PP52B-02
Accurate and Precise Bottom Water Paleotemperatures from Aragonitic Benthic Foraminiferal Li/Mg: Calibration, Theory, and Application
Abstract:
While great progress has been made in reconstructing past sea surface temperatures, reliable bottom water paleotemperature measurements are not routinely available. We suggest that Li/Mg ratios in biogenic aragonites, particularly in the cosmopolitan benthic foraminifer Hoeglundina elegans, have the potential to bridge this gap.
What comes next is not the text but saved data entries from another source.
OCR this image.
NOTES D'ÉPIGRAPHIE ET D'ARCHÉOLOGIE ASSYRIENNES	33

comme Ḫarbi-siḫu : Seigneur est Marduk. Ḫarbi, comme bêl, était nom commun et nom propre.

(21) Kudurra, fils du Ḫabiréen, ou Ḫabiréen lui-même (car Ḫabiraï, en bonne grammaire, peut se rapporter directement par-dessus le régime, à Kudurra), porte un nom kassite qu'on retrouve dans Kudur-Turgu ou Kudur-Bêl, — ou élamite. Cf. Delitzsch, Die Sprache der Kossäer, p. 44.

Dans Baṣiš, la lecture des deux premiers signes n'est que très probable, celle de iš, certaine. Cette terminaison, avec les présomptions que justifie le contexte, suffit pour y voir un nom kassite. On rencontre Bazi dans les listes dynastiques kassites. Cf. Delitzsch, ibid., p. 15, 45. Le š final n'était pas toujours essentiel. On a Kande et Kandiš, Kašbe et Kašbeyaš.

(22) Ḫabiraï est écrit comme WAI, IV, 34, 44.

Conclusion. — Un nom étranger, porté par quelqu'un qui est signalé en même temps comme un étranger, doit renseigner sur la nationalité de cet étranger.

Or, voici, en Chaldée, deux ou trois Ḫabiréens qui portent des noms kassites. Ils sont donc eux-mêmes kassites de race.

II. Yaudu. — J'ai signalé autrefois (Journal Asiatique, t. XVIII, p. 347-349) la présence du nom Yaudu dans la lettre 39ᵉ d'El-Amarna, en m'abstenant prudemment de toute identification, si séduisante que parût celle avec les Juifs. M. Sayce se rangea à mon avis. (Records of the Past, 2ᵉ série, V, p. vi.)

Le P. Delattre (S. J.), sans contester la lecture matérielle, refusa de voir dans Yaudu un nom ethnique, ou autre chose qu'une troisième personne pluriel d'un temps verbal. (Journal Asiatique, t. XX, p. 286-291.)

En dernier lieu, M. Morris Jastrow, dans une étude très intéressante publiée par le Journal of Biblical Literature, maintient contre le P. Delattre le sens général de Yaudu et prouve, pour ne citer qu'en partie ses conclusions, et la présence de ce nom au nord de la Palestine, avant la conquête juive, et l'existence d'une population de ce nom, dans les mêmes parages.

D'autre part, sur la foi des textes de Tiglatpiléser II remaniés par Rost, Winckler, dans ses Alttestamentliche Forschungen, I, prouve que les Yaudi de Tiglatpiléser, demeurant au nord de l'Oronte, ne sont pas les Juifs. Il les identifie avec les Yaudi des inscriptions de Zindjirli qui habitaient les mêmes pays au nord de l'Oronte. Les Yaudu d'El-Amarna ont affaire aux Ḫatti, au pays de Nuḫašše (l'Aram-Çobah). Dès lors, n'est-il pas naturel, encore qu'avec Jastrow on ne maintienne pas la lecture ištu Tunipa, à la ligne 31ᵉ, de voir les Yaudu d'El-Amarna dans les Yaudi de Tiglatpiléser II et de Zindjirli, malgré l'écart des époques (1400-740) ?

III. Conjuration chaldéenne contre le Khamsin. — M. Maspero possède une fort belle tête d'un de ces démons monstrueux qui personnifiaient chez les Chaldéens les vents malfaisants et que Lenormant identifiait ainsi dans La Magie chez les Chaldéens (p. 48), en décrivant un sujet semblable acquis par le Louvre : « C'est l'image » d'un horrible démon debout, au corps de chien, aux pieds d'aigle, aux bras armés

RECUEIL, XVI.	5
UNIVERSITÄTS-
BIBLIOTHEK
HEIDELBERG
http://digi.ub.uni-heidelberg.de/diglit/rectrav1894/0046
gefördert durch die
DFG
Core top calibration shows that H. elegans Li/Mg decreases by 5.5% per °C (r2 = 0.91), with a relationship that is nearly identical to that displayed by a wide range of corals (r2 = 0.95). The fact that such disparate organisms behave so similarly suggests to us that thermodynamics are shining through the ‘vital effects’ that so often plague paleoceanographic proxies. We hypothesize that Ca2+ pumping causes Li/Ca and Mg/Ca ratios in the organisms’ calcification pools to decline, while Li/Mg remains constant. Rayleigh fractionation has the opposite effect on calcification pool Li/Ca and Mg/Ca (they rise), while Li/Mg still remains essentially constant. Hence any environmental influences on Ca2+ pumping and/or Rayleigh fractionation, such as seawater carbonate chemistry, have no measurable effects on aragonite Li/Mg.Our first downcore test of the Li/Mg proxy is performed in core KNR166-2-26JPC from 546 m water depth in the Florida Straits. Benthic foraminiferal δ18O was previously used to document decreased seawater density during both Heinrich Stadial 1 (HS1) and the Younger Dryas (YD), consistent with flattening of isopycnals across the Florida Current caused by slowdown of the AMOC. Here we show striking agreement between H. elegans Li/Mg and ice-volume-corrected δ18O temperatures since ~17 ka (in both absolute values and temporal changes), confirming that bottom waters abruptly warmed during HS1 and the YD. The YD, which is better-resolved, was ~2°C warmer than the Holocene. Li/Mg indicates that Last Glacial Maximum bottom waters were ~2-3°C, or ~5°C colder than during the Holocene. If these glacial temperatures are accurate, they require a similar seawater δ18O to today, which suggests relative freshening in the face of higher mean ocean δ18O. Overall the Li/Mg paleotemperature reproducibility is very good, with a median five-depth running standard deviation of <0.6°C (even before omitting apparent outliers), a number which certainly includes real temporal variability.